Si le retrait d’un traité demeure un droit souverain, sa portée n’est pas neutre. Le désengagement progressif de plusieurs États européens fragilise l’autorité normative de la Convention d’Ottawa. Or, ce traité avait réussi, en quelques décennies, à établir un quasi-consensus mondial sur l’inacceptabilité des mines antipersonnel, stigmatisées comme armes inhumaines. Au 15 juillet 2025, 166 États y sont parties, les plus récents étant les Îles Marshall (mars 2025) et le Royaume des Tonga (juin 2025).

Portée par un fort élan humanitaire, la Convention a produit des résultats concrets : plus de 3 300 km² de zones minées déminées, plus de 5 millions de mines détruites, et 55 millions de mines stockées éliminées par les États parties selon Handicap International. Le retrait de plusieurs pays européens rompt avec cette dynamique et crée un précédent dangereux, susceptible d’inciter d’autres États à remettre en cause leurs engagements humanitaires. À cet égard, le cas de la Lituanie est révélateur : son retrait de la Convention d’Oslo sur l’interdiction des munitions à sous-munitions, notifié en septembre 2024 et effectif depuis mars 2025, illustre cette tendance de désengagement.

En affaiblissant la force normative des interdictions humanitaires, ces retraits menacent l’architecture du DIH, fondée sur le respect de règles minimales de conduite en temps de guerre. Ces décisions risquent de renverser des décennies de progrès visant à protéger les civils contre les effets durables et dévastateurs de ces armes inhumaines. Elles traduisent un renversement de perspective où les considérations militaires tendent à prévaloir sur l’impératif d’humanité, pourtant au cœur du droit des conflits armés.

Le DIH repose sur une structure fragile mais essentielle : l’existence de limites à ne pas franchir, même en période de conflit.
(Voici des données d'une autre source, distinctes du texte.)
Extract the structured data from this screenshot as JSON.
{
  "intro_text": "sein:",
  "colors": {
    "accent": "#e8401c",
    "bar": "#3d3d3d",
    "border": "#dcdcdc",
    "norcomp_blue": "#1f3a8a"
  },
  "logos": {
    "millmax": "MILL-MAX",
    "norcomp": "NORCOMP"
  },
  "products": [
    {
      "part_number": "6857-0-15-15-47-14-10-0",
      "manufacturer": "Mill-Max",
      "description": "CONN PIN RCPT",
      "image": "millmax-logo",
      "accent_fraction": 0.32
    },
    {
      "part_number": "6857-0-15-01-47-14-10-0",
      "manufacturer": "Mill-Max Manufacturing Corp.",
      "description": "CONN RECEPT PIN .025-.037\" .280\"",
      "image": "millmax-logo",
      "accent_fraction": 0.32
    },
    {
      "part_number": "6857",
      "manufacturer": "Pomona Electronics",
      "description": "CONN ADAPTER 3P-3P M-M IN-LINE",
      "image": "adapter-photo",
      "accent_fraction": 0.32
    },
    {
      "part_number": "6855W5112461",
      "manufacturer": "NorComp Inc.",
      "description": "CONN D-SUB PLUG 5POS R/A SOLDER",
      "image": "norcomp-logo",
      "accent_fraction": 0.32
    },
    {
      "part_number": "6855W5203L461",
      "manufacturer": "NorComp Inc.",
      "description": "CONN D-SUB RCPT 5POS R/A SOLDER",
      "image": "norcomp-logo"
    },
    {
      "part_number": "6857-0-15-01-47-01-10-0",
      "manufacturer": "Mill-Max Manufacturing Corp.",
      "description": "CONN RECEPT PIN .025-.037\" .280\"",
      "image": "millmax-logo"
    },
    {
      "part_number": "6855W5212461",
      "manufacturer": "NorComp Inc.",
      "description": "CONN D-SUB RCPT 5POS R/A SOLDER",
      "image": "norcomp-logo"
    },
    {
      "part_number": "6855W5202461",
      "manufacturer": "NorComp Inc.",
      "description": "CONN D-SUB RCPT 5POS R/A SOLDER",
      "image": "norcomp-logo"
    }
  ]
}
Remettre en cause ces interdictions, c’est contribuer à banaliser l’usage d’armes prohibées et décrédibiliser l’ensemble du système humanitaire, précisément au moment où il est le plus nécessaire.

Face à cette évolution préoccupante de retraits de traités destinés à protéger les populations civiles, le Secrétaire général des Nations Unies, António Guterres, a annoncé le lancement d’une campagne mondiale pour renforcer le soutien aux instruments de désarmement humanitaire et promouvoir notamment les efforts de déminage.